We are asked to compute the Hilbert function of two non-intersecting lines in $\mathbb{P}^3$. I'm not sure where to start here. Any hints or even a sketch of a full solution would be greatly appreciated.
In general, how do we go about finding the Hilbert function of lines in the projective space of arbitrary dimensions? I was thinking about finding an ideal that generates the lines and then computing the function normally by counting the number of monomials in the coordinate ring but not in the ideal. What is the most efficient way to do this? Let me know if you need any more context.
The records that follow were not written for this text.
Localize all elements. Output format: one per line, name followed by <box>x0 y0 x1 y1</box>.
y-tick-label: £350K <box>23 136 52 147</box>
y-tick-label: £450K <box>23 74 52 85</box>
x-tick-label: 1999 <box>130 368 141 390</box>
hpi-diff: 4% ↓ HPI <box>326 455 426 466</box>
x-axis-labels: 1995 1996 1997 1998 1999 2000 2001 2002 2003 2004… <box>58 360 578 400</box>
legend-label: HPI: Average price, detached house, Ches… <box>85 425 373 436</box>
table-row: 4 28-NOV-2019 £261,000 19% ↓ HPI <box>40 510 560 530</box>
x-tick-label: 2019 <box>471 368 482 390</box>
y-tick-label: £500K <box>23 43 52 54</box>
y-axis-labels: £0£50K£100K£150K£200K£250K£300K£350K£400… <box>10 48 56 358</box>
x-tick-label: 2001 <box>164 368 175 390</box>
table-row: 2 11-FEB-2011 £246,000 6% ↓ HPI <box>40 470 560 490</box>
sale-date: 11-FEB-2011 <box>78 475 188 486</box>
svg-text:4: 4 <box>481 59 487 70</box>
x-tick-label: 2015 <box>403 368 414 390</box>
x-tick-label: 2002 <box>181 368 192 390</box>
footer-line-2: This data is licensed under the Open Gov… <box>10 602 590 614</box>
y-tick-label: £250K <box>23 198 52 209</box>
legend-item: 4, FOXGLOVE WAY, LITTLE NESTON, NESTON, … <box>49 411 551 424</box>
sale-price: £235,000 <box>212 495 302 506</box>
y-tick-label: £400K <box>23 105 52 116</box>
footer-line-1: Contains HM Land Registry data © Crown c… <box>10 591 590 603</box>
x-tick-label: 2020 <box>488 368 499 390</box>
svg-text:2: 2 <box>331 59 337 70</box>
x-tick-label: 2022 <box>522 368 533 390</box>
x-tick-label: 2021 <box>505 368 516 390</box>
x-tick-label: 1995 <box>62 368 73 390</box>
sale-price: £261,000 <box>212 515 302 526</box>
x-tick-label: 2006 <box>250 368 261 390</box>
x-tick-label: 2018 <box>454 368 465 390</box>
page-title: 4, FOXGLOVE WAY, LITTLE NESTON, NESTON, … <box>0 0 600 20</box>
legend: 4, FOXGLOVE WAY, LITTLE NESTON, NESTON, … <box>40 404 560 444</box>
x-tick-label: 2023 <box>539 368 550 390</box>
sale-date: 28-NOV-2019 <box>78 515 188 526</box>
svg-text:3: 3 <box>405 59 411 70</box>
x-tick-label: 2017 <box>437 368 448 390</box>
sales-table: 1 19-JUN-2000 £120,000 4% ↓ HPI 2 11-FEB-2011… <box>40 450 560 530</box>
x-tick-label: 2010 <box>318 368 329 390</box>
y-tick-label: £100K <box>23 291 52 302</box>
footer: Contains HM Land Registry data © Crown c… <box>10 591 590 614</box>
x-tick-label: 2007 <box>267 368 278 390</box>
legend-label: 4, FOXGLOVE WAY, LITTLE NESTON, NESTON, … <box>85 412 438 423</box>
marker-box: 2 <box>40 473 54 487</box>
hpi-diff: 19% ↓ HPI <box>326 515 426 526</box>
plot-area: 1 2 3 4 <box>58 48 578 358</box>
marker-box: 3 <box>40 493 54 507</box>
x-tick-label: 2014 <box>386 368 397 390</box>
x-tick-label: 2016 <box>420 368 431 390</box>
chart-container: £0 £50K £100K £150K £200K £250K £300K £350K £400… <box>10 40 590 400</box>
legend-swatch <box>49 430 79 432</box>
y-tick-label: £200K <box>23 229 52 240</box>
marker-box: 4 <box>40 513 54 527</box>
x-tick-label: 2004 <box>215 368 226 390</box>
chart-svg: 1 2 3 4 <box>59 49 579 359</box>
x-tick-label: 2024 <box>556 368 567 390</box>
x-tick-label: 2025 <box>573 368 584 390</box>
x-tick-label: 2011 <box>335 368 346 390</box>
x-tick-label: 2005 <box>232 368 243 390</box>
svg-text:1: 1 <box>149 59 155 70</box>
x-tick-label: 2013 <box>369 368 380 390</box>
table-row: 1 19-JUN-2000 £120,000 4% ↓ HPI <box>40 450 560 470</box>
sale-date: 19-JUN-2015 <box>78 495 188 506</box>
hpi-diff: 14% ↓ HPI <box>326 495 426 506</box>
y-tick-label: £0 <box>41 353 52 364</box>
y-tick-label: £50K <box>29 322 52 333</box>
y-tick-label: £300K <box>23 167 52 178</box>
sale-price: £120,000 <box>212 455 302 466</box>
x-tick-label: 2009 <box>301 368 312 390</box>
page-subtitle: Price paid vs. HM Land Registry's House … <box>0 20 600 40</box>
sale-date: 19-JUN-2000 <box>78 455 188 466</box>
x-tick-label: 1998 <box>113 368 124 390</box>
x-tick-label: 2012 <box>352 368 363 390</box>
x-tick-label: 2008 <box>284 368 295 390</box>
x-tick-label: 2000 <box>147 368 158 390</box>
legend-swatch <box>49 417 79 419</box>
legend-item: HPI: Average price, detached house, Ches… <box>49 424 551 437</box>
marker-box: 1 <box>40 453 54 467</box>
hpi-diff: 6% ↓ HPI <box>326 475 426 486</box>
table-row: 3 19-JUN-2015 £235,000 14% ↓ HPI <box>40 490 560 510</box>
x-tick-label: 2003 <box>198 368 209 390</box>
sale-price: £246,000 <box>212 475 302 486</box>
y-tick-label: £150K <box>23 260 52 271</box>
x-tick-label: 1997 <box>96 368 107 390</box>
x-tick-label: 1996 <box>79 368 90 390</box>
Take the two lines to be $ x=y=0 $ and $ z=w=0 $ WLOG. (The general case is exactly the same) Then the ideal of the two lines is $ J = (xz,xw,yz,yw) $ and now let's count monomials of degree $ d $ in $ \mathbb{C}[x,y,z,w]/J $ as you suggested. The only surviving monomials are $ x^d, y^d, z^d, w^d $ and $ x^ay^b, z^aw^b $ with $ a+b = d, a,b > 0 $. This is a count of $ 4 + 2(d-1) = 2d+2 $. So the Hilbert polynomial is $ p(t) = 2(t + 1) $ which is the right answer because it's twice the Hilbert polynomial of a line.